# ITX Motherboard Recommendation



## Msgmax (Feb 1, 2014)

Wanting to learn FreeBSD.

Need solid recommendation on mini ITX Motherboard I can pick up on Newegg or other outlet. Would prefer recent Intel technology, Atom would be secondary choice. 

Thanks.


----------



## SirDice (Feb 1, 2014)

I have a MSI C847MS-E33 micro-ATX board. It has an onboard Intel Atom. I  bought it for my firewall because it's passively cooled. It runs 9-STABLE (amd64) just fine.


----------



## ondra_knezour (Feb 1, 2014)

Looking forward to test this one http://www.supermicro.com/products/moth ... -2758F.cfm

IPMI, Crypto processor (10 Gbps 128 bit AES throughput), ECC, 4 x 2.5 Gbe NICs, but I don't know how it will go with FreeBSD yet.


----------



## ralphbsz (Feb 1, 2014)

What are you looking for?  Extremely high CPU speed, massive IO, a gaming-type system (those exist in mini-ITX form factors)?  Or very low power consumption?  How about memory: With a 32-bit CPU, you are likely limited to 3 or 4 GB of RAM.  Do you need a 64-bit CPU?
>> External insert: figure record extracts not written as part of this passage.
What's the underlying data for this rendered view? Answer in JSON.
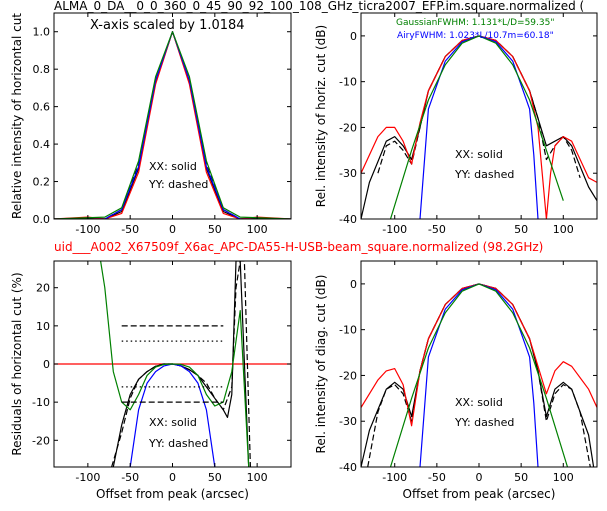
{
  "figure": {
    "title_top": "ALMA_0_DA__0_0_360_0_45_90_92_100_108_GHz_ticra2007_EFP.im.square.normalized (",
    "title_mid": "uid___A002_X67509f_X6ac_APC-DA55-H-USB-beam_square.normalized (98.2GHz)",
    "title_mid_color": "#ff0000",
    "legend_solid": "XX: solid",
    "legend_dashed": "YY: dashed"
  },
  "chart_data": [
    {
      "type": "line",
      "ylabel": "Relative intensity of horizontal cut",
      "xlabel": "",
      "annotation": "X-axis scaled by 1.0184",
      "xlim": [
        -140,
        140
      ],
      "ylim": [
        0,
        1.1
      ],
      "xticks": [
        -100,
        -50,
        0,
        50,
        100
      ],
      "yticks": [
        0.0,
        0.2,
        0.4,
        0.6,
        0.8,
        1.0
      ],
      "series": [
        {
          "style": "solid",
          "color": "#000000",
          "x": [
            -140,
            -100,
            -80,
            -60,
            -40,
            -20,
            0,
            20,
            40,
            60,
            80,
            100,
            140
          ],
          "y": [
            0.0,
            0.005,
            0.0,
            0.04,
            0.27,
            0.73,
            1.0,
            0.73,
            0.27,
            0.04,
            0.0,
            0.005,
            0.0
          ]
        },
        {
          "style": "dashed",
          "color": "#000000",
          "x": [
            -140,
            -100,
            -80,
            -60,
            -40,
            -20,
            0,
            20,
            40,
            60,
            80,
            100,
            140
          ],
          "y": [
            0.0,
            0.005,
            0.0,
            0.05,
            0.29,
            0.74,
            1.0,
            0.74,
            0.29,
            0.05,
            0.0,
            0.005,
            0.0
          ]
        },
        {
          "style": "solid",
          "color": "#ff0000",
          "x": [
            -140,
            -100,
            -80,
            -60,
            -40,
            -20,
            0,
            20,
            40,
            60,
            80,
            100,
            140
          ],
          "y": [
            0.0,
            0.01,
            0.0,
            0.03,
            0.25,
            0.72,
            1.0,
            0.72,
            0.25,
            0.03,
            0.0,
            0.01,
            0.0
          ]
        },
        {
          "style": "solid",
          "color": "#0000ff",
          "x": [
            -140,
            -80,
            -60,
            -40,
            -20,
            0,
            20,
            40,
            60,
            80,
            140
          ],
          "y": [
            0.0,
            0.0,
            0.05,
            0.28,
            0.74,
            1.0,
            0.74,
            0.28,
            0.05,
            0.0,
            0.0
          ]
        },
        {
          "style": "solid",
          "color": "#008000",
          "x": [
            -140,
            -80,
            -60,
            -40,
            -20,
            0,
            20,
            40,
            60,
            80,
            140
          ],
          "y": [
            0.0,
            0.01,
            0.06,
            0.31,
            0.76,
            1.0,
            0.76,
            0.31,
            0.06,
            0.01,
            0.0
          ]
        }
      ]
    },
    {
      "type": "line",
      "ylabel": "Rel. intensity of horiz. cut (dB)",
      "xlabel": "",
      "annotation_green": "GaussianFWHM: 1.131*L/D=59.35\"",
      "annotation_blue": "AiryFWHM: 1.023*L/10.7m=60.18\"",
      "xlim": [
        -140,
        140
      ],
      "ylim": [
        -40,
        5
      ],
      "xticks": [
        -100,
        -50,
        0,
        50,
        100
      ],
      "yticks": [
        0,
        -10,
        -20,
        -30,
        -40
      ],
      "series": [
        {
          "style": "solid",
          "color": "#000000",
          "x": [
            -140,
            -130,
            -110,
            -100,
            -90,
            -80,
            -70,
            -60,
            -40,
            -20,
            0,
            20,
            40,
            60,
            70,
            80,
            90,
            100,
            110,
            130,
            140
          ],
          "y": [
            -40,
            -32,
            -23,
            -22,
            -24,
            -27,
            -20,
            -12,
            -4.5,
            -1,
            0,
            -1,
            -4.5,
            -12,
            -18,
            -24,
            -23,
            -22,
            -24,
            -33,
            -36
          ]
        },
        {
          "style": "dashed",
          "color": "#000000",
          "x": [
            -120,
            -110,
            -100,
            -90,
            -80,
            -70,
            -60,
            -40,
            -20,
            0,
            20,
            40,
            60,
            70,
            80,
            90,
            100,
            110,
            120
          ],
          "y": [
            -30,
            -24,
            -23,
            -25,
            -28,
            -20,
            -12,
            -4.5,
            -1,
            0,
            -1,
            -4.5,
            -12,
            -18,
            -27,
            -24,
            -22,
            -25,
            -31
          ]
        },
        {
          "style": "solid",
          "color": "#ff0000",
          "x": [
            -140,
            -120,
            -110,
            -100,
            -90,
            -80,
            -70,
            -60,
            -40,
            -20,
            0,
            20,
            40,
            60,
            70,
            75,
            80,
            85,
            90,
            100,
            110,
            130,
            140
          ],
          "y": [
            -30,
            -22,
            -20,
            -20,
            -23,
            -28,
            -19,
            -12,
            -4.5,
            -1,
            0,
            -1,
            -4.5,
            -12,
            -20,
            -30,
            -40,
            -30,
            -24,
            -22,
            -23,
            -31,
            -32
          ]
        },
        {
          "style": "solid",
          "color": "#0000ff",
          "x": [
            -70,
            -60,
            -40,
            -20,
            0,
            20,
            40,
            60,
            65,
            70
          ],
          "y": [
            -40,
            -16,
            -5.5,
            -1.3,
            0,
            -1.3,
            -5.5,
            -16,
            -26,
            -40
          ]
        },
        {
          "style": "solid",
          "color": "#008000",
          "x": [
            -105,
            -80,
            -60,
            -40,
            -20,
            0,
            20,
            40,
            60,
            80,
            100
          ],
          "y": [
            -40,
            -25,
            -14,
            -6.3,
            -1.6,
            0,
            -1.6,
            -6.3,
            -14,
            -25,
            -36
          ]
        }
      ]
    },
    {
      "type": "line",
      "ylabel": "Residuals of horizontal cut (%)",
      "xlabel": "Offset from peak (arcsec)",
      "xlim": [
        -140,
        140
      ],
      "ylim": [
        -27,
        27
      ],
      "xticks": [
        -100,
        -50,
        0,
        50,
        100
      ],
      "yticks": [
        20,
        10,
        0,
        -10,
        -20
      ],
      "series": [
        {
          "style": "solid",
          "color": "#ff0000",
          "x": [
            -140,
            140
          ],
          "y": [
            0,
            0
          ]
        },
        {
          "style": "solid",
          "color": "#000000",
          "x": [
            -70,
            -60,
            -50,
            -40,
            -30,
            -20,
            -10,
            0,
            10,
            20,
            30,
            40,
            50,
            60,
            65,
            70,
            75,
            80,
            90
          ],
          "y": [
            -27,
            -16,
            -8,
            -4,
            -2,
            -0.6,
            0,
            0,
            -0.5,
            -1.5,
            -3,
            -6,
            -9,
            -12,
            -14,
            -8,
            27,
            27,
            -27
          ]
        },
        {
          "style": "dashed",
          "color": "#000000",
          "x": [
            -72,
            -60,
            -50,
            -40,
            -30,
            -20,
            -10,
            0,
            10,
            20,
            30,
            40,
            50,
            60,
            70,
            75,
            80,
            85,
            92
          ],
          "y": [
            -27,
            -18,
            -9,
            -4,
            -2,
            -0.6,
            0,
            0,
            -0.5,
            -1.5,
            -3,
            -5,
            -9,
            -12,
            -6,
            20,
            27,
            27,
            -27
          ]
        },
        {
          "style": "solid",
          "color": "#0000ff",
          "x": [
            -50,
            -40,
            -30,
            -20,
            -10,
            0,
            10,
            20,
            30,
            40,
            50
          ],
          "y": [
            -27,
            -12,
            -5,
            -2,
            -0.5,
            0,
            -0.5,
            -2,
            -5,
            -12,
            -27
          ]
        },
        {
          "style": "solid",
          "color": "#008000",
          "x": [
            -85,
            -80,
            -70,
            -60,
            -50,
            -40,
            -30,
            -20,
            -10,
            0,
            10,
            20,
            30,
            40,
            50,
            60,
            70,
            80,
            90
          ],
          "y": [
            27,
            20,
            -2,
            -10,
            -12,
            -8,
            -3,
            -0.8,
            -0.1,
            0,
            -0.1,
            -0.8,
            -3,
            -8,
            -11,
            -10,
            -2,
            14,
            -27
          ]
        },
        {
          "style": "dashed",
          "color": "#000000",
          "x": [
            -60,
            60
          ],
          "y": [
            10,
            10
          ]
        },
        {
          "style": "dashed",
          "color": "#000000",
          "x": [
            -60,
            60
          ],
          "y": [
            -10,
            -10
          ]
        },
        {
          "style": "dotted",
          "color": "#000000",
          "x": [
            -60,
            60
          ],
          "y": [
            6,
            6
          ]
        },
        {
          "style": "dotted",
          "color": "#000000",
          "x": [
            -60,
            60
          ],
          "y": [
            -6,
            -6
          ]
        }
      ]
    },
    {
      "type": "line",
      "ylabel": "Rel. intensity of diag. cut (dB)",
      "xlabel": "Offset from peak (arcsec)",
      "xlim": [
        -140,
        140
      ],
      "ylim": [
        -40,
        5
      ],
      "xticks": [
        -100,
        -50,
        0,
        50,
        100
      ],
      "yticks": [
        0,
        -10,
        -20,
        -30,
        -40
      ],
      "series": [
        {
          "style": "solid",
          "color": "#000000",
          "x": [
            -140,
            -130,
            -110,
            -100,
            -90,
            -80,
            -70,
            -60,
            -40,
            -20,
            0,
            20,
            40,
            60,
            70,
            80,
            90,
            100,
            110,
            130,
            136
          ],
          "y": [
            -40,
            -32,
            -23,
            -21.5,
            -23,
            -29,
            -19,
            -12,
            -4.5,
            -1,
            0,
            -1,
            -4.5,
            -12,
            -19,
            -29,
            -23,
            -21.5,
            -23,
            -33,
            -40
          ]
        },
        {
          "style": "dashed",
          "color": "#000000",
          "x": [
            -132,
            -120,
            -110,
            -100,
            -90,
            -80,
            -70,
            -60,
            -40,
            -20,
            0,
            20,
            40,
            60,
            70,
            80,
            90,
            100,
            110,
            120,
            132
          ],
          "y": [
            -40,
            -28,
            -23,
            -22,
            -24,
            -30,
            -19,
            -12,
            -4.5,
            -1,
            0,
            -1,
            -4.5,
            -12,
            -19,
            -30,
            -24,
            -22,
            -23,
            -28,
            -40
          ]
        },
        {
          "style": "solid",
          "color": "#ff0000",
          "x": [
            -140,
            -120,
            -110,
            -100,
            -90,
            -80,
            -70,
            -60,
            -40,
            -20,
            0,
            20,
            40,
            60,
            70,
            80,
            90,
            100,
            110,
            130,
            140
          ],
          "y": [
            -27,
            -21,
            -19,
            -18.5,
            -22,
            -31,
            -19,
            -12,
            -4.5,
            -1,
            0,
            -1,
            -4.5,
            -12,
            -18,
            -24,
            -19,
            -17,
            -18,
            -23,
            -27
          ]
        },
        {
          "style": "solid",
          "color": "#0000ff",
          "x": [
            -70,
            -60,
            -40,
            -20,
            0,
            20,
            40,
            60,
            65,
            70
          ],
          "y": [
            -40,
            -16,
            -5.5,
            -1.3,
            0,
            -1.3,
            -5.5,
            -16,
            -26,
            -40
          ]
        },
        {
          "style": "solid",
          "color": "#008000",
          "x": [
            -105,
            -80,
            -60,
            -40,
            -20,
            0,
            20,
            40,
            60,
            80,
            105
          ],
          "y": [
            -40,
            -25,
            -14,
            -6.3,
            -1.6,
            0,
            -1.6,
            -6.3,
            -14,
            -25,
            -40
          ]
        }
      ]
    }
  ]
}
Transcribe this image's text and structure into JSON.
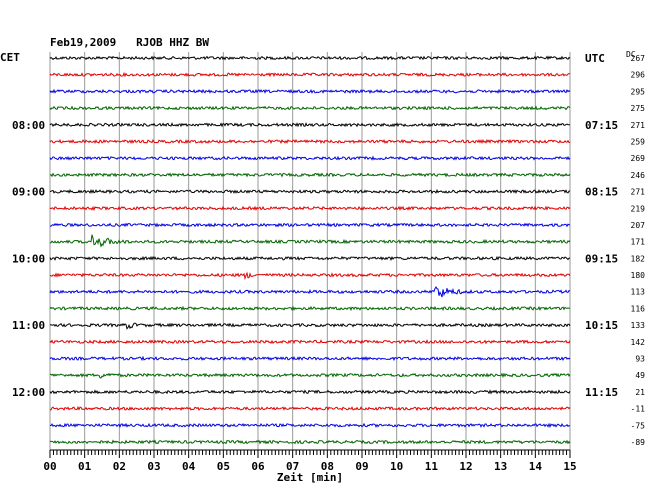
{
  "chart_data": {
    "type": "line",
    "title": "Feb19,2009   RJOB HHZ BW",
    "left_timezone": "CET",
    "right_timezone": "UTC",
    "dc_header": "DC",
    "xlabel": "Zeit [min]",
    "xlim": [
      0,
      15
    ],
    "x_ticks": [
      "00",
      "01",
      "02",
      "03",
      "04",
      "05",
      "06",
      "07",
      "08",
      "09",
      "10",
      "11",
      "12",
      "13",
      "14",
      "15"
    ],
    "trace_count": 24,
    "trace_colors": [
      "#000000",
      "#e00000",
      "#0000e0",
      "#006400"
    ],
    "left_hour_labels": [
      {
        "trace": 4,
        "text": "08:00"
      },
      {
        "trace": 8,
        "text": "09:00"
      },
      {
        "trace": 12,
        "text": "10:00"
      },
      {
        "trace": 16,
        "text": "11:00"
      },
      {
        "trace": 20,
        "text": "12:00"
      }
    ],
    "right_hour_labels": [
      {
        "trace": 0,
        "text": "UTC"
      },
      {
        "trace": 4,
        "text": "07:15"
      },
      {
        "trace": 8,
        "text": "08:15"
      },
      {
        "trace": 12,
        "text": "09:15"
      },
      {
        "trace": 16,
        "text": "10:15"
      },
      {
        "trace": 20,
        "text": "11:15"
      }
    ],
    "dc_offsets": [
      267,
      296,
      295,
      275,
      271,
      259,
      269,
      246,
      271,
      219,
      207,
      171,
      182,
      180,
      113,
      116,
      133,
      142,
      93,
      49,
      21,
      -11,
      -75,
      -89
    ],
    "events": [
      {
        "trace": 11,
        "minute": 1.3,
        "amplitude": 7,
        "duration": 1.2
      },
      {
        "trace": 13,
        "minute": 5.7,
        "amplitude": 4,
        "duration": 0.4
      },
      {
        "trace": 14,
        "minute": 11.2,
        "amplitude": 8,
        "duration": 1.0
      },
      {
        "trace": 16,
        "minute": 2.3,
        "amplitude": 4,
        "duration": 0.5
      },
      {
        "trace": 19,
        "minute": 1.5,
        "amplitude": 3,
        "duration": 0.8
      }
    ],
    "grid": true
  }
}
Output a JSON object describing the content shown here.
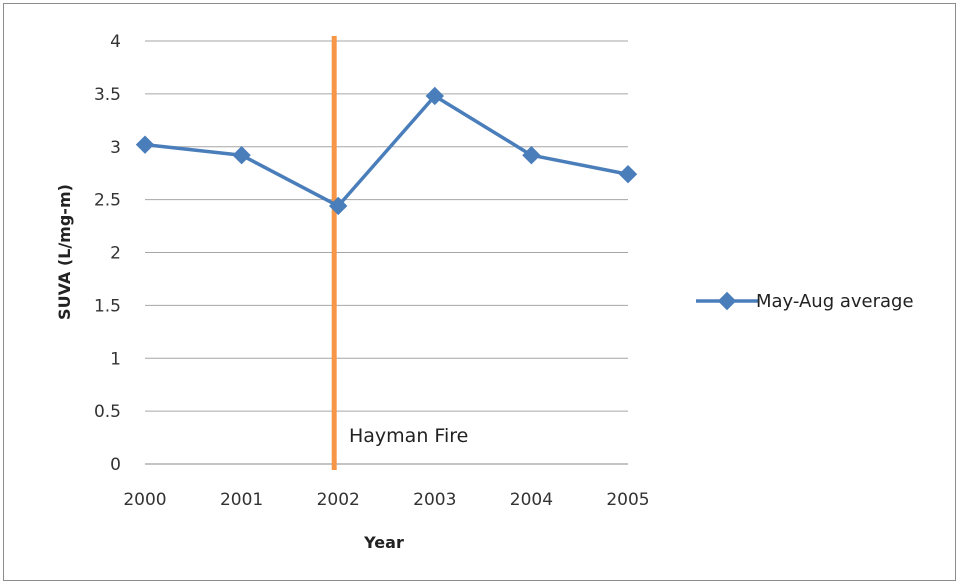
{
  "chart_data": {
    "type": "line",
    "title": "",
    "xlabel": "Year",
    "ylabel": "SUVA (L/mg-m)",
    "categories": [
      "2000",
      "2001",
      "2002",
      "2003",
      "2004",
      "2005"
    ],
    "yticks": [
      "0",
      "0.5",
      "1",
      "1.5",
      "2",
      "2.5",
      "3",
      "3.5",
      "4"
    ],
    "ylim": [
      0,
      4
    ],
    "grid": true,
    "legend_position": "right",
    "series": [
      {
        "name": "May-Aug average",
        "color": "#4a7ebb",
        "marker": "diamond",
        "values": [
          3.02,
          2.92,
          2.44,
          3.48,
          2.92,
          2.74
        ]
      }
    ],
    "annotations": [
      {
        "type": "vertical-line",
        "x": "2002",
        "color": "#f79646",
        "label": "Hayman Fire"
      }
    ]
  }
}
I have an Intel Atom mini-ITX motherboard, namely the Jetway NF99FL.  It runs FreeBSD, and I'm mostly happy with it: low power consumption, large number of SATA ports, enough Ethernet ports to be a home NAT router.  The 3GB of available RAM and 32 bit CPU is fine for my application.  My only problem is that the serial ports on the motherboard don't work: here is a thread about it, and the corresponding bug report.  But that failure of the serial port may not be specific to this type of motherboard, and might actually simply indicate fried hardware.


----------



## Msgmax (Feb 1, 2014)

Right now I'm just interested in getting a working Image up and running to learn and hack around. Really not interested in edge case use like gaming or low power aspects. Just want to grab some known working hardware and get up and running.


----------



## Msgmax (Feb 9, 2014)

Thanks for the Motherboard suggestions.

Did my first install on a Intel NUC DCCP847DYE, for FreeBSD 10.0.

Install was painless
+ network: 100%
+ X: 100%, though had to add for mouse: Option "AutoDevices" false
+ Sound: 100%: though only tested the headphone jack off the monitor. Don't have any speakers
+ Mouse, Keyboard, etc...: 100%

Curiously, tried to install package KDE4, was informed no package name kde4 could be installed, XFCE works fine though, haven't attempted GNOME.

The NUC is not  ITX but the small form factor is a good substitute.

Look forward to working with this OS.


----------